Elucidation of the surface pathways over MnOX based 3D printed monoliths for the catalytic oxidation of toluene: In-situ DRIFTS measurements

This study provides a pioneering analysis of the surface reaction pathway during the catalytic oxidation of toluene on MnO_X-based 3D-printed monolithic catalysts. Four monoliths, including green monolith (support), CeO_X, MnO_X and MnCeO_X, were evaluated by DRIFT spectroscopy. These in-situ measurements allow us to elucidate the reaction pathways as a function of its surface compositions.

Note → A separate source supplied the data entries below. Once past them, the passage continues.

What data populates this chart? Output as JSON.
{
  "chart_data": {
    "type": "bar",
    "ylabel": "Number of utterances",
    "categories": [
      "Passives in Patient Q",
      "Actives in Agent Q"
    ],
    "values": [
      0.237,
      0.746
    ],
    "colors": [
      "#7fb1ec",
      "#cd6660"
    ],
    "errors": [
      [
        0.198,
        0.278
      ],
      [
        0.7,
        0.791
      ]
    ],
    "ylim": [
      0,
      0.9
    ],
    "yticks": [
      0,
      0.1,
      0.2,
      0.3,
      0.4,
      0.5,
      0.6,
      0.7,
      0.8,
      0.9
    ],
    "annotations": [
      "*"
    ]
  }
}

Indeed, all monoliths favored the adsorption of toluene at low temperatures and the formation of several surface intermediates such as benzyl alcohol and some carboxylate species but, complete oxidation to CO₂, was only observed over the MnCeO_X at 300 °C. MnCeO_X monolith showed a mixture of Mn₃O₄ and CeO₂ crystalline phases identified by XRD and Raman with higher concentration of lattice oxygens according to XPS measurements. Thus, the presence of abundant lattice oxygen and reduced Mn and Ce species on the surface of MnCeO_X seems to be crucial for the complete oxidation of toluene. A reaction pathway has been proposed for this monolith involving the adsorption of toluene via the methyl group, followed by the sequential formation of benzyl alcohol, benzaldehyde and benzoate. The cleavage of the aromatic ring produced formate species, which were further converted to CO and CO₂. In addition, this work demonstrates that water not only competes for the same adsorption sites as toluene molecules, but also participates in the generation of reactive species, which significantly influences the overall oxidation process and the formation of intermediate species produced by the interactions of water species with organic compounds. Finally, it is important to mention that the monoliths evaluated in this work open up new opportunities for using 3D printing as a rapid and cost-effective method to enhance catalyst activity in real-world applications and decrease VOC emissions.